Montagsinterview mit Holocaust-Überlebender: "Gejubelt haben sie alle"

Margot Friedländer überlebte nur mit Glück die Nazizeit. Dann wanderte sie in die USA aus - und kam mehr als 60 Jahre später kam zurück, um der Jugend von ihrem Leben zu erzählen.

Die jüdische Schriftstellerin Margot Friedländer überlebte im Untergrund Bild: Gordon Welters

taz: Frau Friedlander - oder muss ich Sie jetzt nach Ihrer Einbürgerung wieder mit Ihrem alten Namen "Friedländer" anreden?

Margot Friedländer: Ja, jetzt, nach etwa 60 Jahren, ist es wieder mit Umlaut: Friedländer. Meine deutsche Staatsbürgerschaft habe ich nun mit Umlaut bekommen, also Friedländer.

Okay. Also, Frau Friedländer, was halten Sie von guten alten deutschen Sprichwörtern?

Welches alte deutsche Sprichwort?

"Einen alten Baum verpflanzt man nicht."

Davon halte ich sehr viel.

Das Schicksal von Margot Friedländer entscheidet sich am 20. Januar 1943. Die 21-Jährige, die wie fast alle in Berlin verbliebenen Juden Zwangsarbeit leisten muss, kommt heim in die Skalitzer Straße 32. Dort lebt sie mit ihrer Mutter und ihrem Bruder. Doch die Gestapo hat ihn abgeholt. Ihre Mutter folgt ihm und hinterlässt Margot nur eine Nachricht, die ihr Nachbarn erzählen: "Ich gehe mit Ralph, wohin auch immer das sein mag. Versuche, dein Leben zu machen." Sie sieht beide nie wieder.

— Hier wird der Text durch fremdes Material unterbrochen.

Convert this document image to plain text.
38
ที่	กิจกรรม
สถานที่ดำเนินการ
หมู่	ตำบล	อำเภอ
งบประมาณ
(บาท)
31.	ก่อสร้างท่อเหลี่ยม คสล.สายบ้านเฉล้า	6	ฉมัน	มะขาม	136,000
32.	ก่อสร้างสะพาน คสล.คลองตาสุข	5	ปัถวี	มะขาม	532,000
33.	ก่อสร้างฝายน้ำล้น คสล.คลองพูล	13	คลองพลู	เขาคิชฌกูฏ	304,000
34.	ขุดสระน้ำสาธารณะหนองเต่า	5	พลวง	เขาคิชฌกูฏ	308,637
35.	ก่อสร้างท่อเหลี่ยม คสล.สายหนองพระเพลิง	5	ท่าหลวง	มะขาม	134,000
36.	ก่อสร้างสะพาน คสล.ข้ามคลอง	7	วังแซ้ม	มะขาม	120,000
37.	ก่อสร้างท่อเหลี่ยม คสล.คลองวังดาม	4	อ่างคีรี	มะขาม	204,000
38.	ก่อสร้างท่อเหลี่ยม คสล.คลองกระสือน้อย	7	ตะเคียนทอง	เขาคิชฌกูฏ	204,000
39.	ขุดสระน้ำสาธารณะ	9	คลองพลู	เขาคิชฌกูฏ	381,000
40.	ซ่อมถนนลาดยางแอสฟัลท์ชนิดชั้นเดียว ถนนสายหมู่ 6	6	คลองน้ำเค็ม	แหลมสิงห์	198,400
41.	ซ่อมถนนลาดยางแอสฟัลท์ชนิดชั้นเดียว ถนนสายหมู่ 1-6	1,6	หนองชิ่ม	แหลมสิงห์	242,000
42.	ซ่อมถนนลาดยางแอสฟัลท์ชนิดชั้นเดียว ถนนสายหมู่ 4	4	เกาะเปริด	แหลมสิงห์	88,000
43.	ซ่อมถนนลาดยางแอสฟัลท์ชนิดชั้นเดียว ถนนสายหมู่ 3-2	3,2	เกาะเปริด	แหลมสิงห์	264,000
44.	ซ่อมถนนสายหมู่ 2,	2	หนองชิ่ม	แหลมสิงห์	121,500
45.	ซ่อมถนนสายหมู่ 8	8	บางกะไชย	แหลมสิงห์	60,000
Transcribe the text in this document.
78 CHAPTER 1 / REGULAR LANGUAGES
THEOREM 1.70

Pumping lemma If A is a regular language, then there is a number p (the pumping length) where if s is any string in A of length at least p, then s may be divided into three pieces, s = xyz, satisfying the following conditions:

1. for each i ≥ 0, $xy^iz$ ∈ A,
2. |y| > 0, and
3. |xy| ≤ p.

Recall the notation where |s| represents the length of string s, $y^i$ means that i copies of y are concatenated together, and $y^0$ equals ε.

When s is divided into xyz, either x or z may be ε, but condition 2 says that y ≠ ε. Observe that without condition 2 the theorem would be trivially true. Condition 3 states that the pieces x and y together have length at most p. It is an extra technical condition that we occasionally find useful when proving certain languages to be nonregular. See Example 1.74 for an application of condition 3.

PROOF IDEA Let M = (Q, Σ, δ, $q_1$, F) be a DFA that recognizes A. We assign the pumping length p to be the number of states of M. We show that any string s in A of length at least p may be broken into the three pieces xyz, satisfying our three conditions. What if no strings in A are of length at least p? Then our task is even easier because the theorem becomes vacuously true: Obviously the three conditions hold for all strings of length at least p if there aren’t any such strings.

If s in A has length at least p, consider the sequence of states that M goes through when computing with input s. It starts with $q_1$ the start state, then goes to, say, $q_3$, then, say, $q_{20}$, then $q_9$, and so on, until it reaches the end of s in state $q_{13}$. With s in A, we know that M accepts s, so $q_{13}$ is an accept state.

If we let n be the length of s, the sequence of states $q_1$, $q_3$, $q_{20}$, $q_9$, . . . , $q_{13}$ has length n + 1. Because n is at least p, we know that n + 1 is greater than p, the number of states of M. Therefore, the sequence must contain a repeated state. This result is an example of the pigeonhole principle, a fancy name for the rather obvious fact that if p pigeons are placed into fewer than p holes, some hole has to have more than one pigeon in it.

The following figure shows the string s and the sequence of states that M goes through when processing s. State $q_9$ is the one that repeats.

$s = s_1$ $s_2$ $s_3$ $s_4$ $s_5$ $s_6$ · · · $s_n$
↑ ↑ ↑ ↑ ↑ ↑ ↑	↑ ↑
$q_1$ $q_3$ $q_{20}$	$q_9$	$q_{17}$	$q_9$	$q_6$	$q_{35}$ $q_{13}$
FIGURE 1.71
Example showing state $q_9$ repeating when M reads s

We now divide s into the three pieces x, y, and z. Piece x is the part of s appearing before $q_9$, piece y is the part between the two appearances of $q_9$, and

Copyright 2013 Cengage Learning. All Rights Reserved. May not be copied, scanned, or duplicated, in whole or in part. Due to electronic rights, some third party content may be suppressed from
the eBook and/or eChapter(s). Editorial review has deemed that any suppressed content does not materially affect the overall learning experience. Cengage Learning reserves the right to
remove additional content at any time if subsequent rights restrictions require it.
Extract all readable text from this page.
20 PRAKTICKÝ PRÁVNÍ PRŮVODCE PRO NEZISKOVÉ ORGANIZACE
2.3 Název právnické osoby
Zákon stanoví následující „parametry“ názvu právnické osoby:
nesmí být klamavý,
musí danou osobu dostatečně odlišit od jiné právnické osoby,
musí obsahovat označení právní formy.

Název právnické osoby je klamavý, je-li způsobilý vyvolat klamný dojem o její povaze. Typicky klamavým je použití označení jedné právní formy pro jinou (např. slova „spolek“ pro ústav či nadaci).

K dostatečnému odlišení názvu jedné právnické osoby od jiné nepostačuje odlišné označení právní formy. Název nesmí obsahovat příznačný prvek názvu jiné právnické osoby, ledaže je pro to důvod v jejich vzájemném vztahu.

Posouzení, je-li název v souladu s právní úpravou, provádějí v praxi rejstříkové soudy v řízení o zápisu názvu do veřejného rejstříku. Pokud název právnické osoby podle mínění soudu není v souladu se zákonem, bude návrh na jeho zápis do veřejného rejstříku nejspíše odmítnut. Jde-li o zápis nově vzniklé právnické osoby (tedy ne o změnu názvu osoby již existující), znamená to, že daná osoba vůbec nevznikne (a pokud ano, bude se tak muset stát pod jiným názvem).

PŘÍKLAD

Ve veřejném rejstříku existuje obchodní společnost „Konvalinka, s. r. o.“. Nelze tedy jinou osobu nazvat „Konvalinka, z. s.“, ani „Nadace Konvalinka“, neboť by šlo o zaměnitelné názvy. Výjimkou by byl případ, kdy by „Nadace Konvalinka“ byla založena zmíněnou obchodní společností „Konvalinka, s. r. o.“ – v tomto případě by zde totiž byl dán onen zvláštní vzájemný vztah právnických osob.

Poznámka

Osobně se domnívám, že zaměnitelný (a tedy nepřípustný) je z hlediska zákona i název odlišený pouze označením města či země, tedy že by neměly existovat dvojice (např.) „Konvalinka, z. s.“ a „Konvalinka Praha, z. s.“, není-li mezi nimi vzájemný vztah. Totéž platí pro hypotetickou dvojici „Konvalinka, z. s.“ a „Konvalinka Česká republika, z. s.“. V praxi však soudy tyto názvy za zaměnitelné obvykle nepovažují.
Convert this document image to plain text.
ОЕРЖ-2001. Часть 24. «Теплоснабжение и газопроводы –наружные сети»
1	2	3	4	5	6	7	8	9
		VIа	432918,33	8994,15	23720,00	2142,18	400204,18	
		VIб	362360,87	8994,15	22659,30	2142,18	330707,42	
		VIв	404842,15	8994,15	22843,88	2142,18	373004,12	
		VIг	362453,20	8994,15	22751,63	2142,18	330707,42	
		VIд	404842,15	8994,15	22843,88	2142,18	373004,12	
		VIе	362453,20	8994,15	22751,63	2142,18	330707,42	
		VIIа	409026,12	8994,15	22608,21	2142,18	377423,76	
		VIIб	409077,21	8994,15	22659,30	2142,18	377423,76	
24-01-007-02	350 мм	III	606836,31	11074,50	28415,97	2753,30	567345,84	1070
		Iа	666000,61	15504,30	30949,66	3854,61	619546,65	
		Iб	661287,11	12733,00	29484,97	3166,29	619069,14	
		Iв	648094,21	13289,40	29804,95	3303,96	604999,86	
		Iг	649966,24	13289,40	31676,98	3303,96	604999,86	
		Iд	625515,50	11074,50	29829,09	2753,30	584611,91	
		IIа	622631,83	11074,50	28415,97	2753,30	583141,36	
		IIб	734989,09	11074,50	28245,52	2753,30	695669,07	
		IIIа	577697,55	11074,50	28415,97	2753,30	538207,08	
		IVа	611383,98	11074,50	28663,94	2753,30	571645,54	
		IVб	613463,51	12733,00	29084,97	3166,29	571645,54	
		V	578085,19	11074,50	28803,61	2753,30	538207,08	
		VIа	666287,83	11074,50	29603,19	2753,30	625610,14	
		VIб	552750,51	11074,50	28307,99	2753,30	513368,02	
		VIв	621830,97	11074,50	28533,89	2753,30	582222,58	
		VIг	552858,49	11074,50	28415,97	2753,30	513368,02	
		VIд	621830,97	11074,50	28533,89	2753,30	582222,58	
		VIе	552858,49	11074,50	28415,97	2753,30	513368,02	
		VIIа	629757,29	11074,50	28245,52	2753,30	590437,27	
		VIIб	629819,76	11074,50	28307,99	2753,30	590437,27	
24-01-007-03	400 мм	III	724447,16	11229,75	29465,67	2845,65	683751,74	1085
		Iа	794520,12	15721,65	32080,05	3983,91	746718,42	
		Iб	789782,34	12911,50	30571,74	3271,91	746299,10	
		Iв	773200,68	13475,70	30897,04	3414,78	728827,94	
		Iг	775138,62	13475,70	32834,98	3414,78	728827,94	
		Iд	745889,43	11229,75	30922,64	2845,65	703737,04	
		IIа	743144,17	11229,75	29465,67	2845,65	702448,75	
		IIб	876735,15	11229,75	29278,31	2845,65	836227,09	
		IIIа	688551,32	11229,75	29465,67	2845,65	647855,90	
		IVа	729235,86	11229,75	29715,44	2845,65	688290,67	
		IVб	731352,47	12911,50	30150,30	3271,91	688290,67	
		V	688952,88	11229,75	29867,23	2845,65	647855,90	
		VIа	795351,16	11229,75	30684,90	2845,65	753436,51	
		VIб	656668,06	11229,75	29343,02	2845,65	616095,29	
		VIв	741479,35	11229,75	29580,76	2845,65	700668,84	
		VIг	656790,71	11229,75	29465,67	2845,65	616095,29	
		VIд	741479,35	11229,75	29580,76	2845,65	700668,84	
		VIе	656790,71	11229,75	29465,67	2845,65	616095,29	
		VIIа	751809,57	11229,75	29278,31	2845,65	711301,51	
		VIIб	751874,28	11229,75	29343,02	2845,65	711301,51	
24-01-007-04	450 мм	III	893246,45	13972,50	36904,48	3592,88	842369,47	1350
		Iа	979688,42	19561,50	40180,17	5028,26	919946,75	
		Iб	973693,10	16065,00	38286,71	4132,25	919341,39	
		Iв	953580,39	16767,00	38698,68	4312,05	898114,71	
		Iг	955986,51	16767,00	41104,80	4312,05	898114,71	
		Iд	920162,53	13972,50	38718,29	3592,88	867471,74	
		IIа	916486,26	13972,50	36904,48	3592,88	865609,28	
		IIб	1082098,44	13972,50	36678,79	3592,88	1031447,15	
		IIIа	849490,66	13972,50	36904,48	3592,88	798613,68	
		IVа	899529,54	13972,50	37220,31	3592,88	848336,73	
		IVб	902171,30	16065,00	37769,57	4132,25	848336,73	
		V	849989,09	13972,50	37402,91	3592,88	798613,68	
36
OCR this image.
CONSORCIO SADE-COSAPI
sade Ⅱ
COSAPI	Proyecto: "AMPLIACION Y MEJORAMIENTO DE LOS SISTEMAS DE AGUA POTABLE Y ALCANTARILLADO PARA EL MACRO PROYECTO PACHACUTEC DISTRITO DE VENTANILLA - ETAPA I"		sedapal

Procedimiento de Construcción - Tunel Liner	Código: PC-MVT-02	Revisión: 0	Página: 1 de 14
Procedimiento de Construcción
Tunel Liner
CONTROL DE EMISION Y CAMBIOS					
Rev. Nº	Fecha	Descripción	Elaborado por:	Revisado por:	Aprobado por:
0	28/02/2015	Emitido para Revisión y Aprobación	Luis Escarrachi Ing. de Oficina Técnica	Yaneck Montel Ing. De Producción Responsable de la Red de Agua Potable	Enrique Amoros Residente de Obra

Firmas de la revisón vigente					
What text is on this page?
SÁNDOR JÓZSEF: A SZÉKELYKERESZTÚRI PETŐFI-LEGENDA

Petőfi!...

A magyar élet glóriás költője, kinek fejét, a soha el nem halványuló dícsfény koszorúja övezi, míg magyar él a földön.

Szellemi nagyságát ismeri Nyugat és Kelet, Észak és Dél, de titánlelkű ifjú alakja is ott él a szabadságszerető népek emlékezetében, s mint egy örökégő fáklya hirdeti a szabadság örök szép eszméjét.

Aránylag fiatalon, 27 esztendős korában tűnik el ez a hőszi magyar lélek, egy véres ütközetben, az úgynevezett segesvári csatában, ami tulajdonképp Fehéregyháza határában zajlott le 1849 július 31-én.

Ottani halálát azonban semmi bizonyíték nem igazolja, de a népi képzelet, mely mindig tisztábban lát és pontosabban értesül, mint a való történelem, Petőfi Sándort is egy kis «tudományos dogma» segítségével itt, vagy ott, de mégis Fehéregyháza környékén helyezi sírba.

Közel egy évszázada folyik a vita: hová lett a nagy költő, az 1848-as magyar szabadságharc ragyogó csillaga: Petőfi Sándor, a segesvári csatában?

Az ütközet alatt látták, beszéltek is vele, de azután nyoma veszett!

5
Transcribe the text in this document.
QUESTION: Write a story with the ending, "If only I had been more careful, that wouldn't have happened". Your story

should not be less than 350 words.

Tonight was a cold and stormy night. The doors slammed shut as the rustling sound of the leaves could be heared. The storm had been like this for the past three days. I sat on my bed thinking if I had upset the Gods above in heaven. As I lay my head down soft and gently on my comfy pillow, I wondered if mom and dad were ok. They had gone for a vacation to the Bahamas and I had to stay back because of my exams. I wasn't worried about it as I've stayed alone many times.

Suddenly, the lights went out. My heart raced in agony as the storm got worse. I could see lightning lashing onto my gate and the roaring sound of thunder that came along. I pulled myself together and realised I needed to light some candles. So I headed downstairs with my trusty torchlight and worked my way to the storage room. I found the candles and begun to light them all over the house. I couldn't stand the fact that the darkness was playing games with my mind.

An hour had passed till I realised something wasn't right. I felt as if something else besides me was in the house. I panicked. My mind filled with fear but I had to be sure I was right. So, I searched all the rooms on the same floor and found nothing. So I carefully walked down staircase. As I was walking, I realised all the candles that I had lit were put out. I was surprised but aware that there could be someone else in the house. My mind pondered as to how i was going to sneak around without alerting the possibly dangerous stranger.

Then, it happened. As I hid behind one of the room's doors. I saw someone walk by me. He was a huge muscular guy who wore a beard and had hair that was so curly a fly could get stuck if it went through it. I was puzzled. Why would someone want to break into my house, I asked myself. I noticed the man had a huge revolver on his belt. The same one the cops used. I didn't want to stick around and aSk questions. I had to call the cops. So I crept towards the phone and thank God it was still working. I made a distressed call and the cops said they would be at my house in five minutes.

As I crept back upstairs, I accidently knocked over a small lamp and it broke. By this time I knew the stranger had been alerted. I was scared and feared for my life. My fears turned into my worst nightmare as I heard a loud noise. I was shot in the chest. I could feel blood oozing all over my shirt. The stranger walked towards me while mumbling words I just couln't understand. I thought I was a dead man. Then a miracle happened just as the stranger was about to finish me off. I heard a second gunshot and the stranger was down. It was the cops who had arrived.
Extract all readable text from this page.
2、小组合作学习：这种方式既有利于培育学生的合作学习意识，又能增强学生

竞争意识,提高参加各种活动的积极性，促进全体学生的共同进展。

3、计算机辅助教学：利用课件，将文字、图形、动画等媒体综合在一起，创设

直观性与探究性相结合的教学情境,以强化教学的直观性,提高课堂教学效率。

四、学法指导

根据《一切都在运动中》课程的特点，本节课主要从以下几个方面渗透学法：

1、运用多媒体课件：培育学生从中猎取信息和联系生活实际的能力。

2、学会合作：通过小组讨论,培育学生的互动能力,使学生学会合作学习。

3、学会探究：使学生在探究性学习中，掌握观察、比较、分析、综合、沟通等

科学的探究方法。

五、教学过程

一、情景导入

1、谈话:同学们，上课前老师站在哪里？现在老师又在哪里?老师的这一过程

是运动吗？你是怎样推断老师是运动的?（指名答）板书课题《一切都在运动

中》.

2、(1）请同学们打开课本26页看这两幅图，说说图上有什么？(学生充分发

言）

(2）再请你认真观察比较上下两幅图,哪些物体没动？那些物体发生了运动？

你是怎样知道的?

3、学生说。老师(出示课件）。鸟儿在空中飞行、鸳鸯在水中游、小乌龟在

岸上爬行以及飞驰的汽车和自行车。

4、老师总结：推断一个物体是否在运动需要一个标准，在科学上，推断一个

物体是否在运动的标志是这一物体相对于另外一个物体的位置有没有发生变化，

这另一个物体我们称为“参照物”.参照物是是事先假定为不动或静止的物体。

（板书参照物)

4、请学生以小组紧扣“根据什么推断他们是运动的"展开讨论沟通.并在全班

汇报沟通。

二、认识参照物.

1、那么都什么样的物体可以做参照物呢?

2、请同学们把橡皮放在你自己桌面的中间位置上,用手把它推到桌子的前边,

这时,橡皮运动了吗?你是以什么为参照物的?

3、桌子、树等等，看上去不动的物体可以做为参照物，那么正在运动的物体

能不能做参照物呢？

Margot Friedländer taucht unter, wechselt immer wieder ihre Verstecke, ist abhängig von der Hilfe anderer. Im April 1944 wird sie gefasst und nach Theresienstadt deportiert. Doch sie überlebt das KZ. Mit ihrem Mann Adolf, den sie dort kennengelernt hat, emigriert sie 1946 nach New York.

Nach dem Tod ihres Mannes kehrt Margot Friedländer 2004 erstmals nach Berlin zurück. Ein Film wird über sie gedreht, sie schreibt ihre Autobiografie. Vor Kurzem dann der radikale Schritt: Sie zieht wieder zurück nach Berlin. Anfang April nimmt sie die deutsche Staatsbürgerschaft wieder an - und ihren alten Namen: Friedländer statt Friedlander.

Sie selber haben sich nicht daran gehalten. Sie sind in Berlin geboren, haben als Jüdin den Holocaust zuerst versteckt in Berlin, dann in Theresienstadt überlebt und sind vor etwa 60 Jahren, nach New York emigriert. Nun leben Sie wieder in Berlin.

Der Baum ist ja hier gepflanzt worden. Ich bin ja Deutsche, bin hier in Berlin geboren und aufgewachsen. Die Wurzeln waren am Vertrocknen. Man hat versucht, sie wieder zu gießen, sodass daraus wieder ein blühender Baum geworden ist.

Dennoch: Fühlen Sie sich nicht gerade hier, in diesem Seniorenstift am Kudamm, etwas seltsam? Es sind so viele alte Deutsche um Sie herum. Denken Sie da nicht manchmal: Mensch, was hat die oder der damals gemacht?

Von den älteren Leuten, also meinem Jahrgang 1921, gibt es nicht mehr so viele. Und die, die es hier gibt, die waren damals wie ich etwa 20 oder 22 Jahre alt. Hier in der Seniorenresidenz sind aber vor allem viele, die jünger sind als ich. Außerdem bin ich nicht hierher zu diesen Leuten gekommen - ich bin nach Berlin gekommen zu meinen Freunden, die alle jünger sind. Ich bin sehr vorsichtig, wenn ich mich mit den alten Leuten hier unterhalte.

Wie äußert sich das?

Ja, die Gedanken und Gefühle sind dann definitiv, was haben die gemacht damals? Gejubelt haben sie alle.

Wie gehen Sie mit den Gefühlen um? Sprechen Sie das an?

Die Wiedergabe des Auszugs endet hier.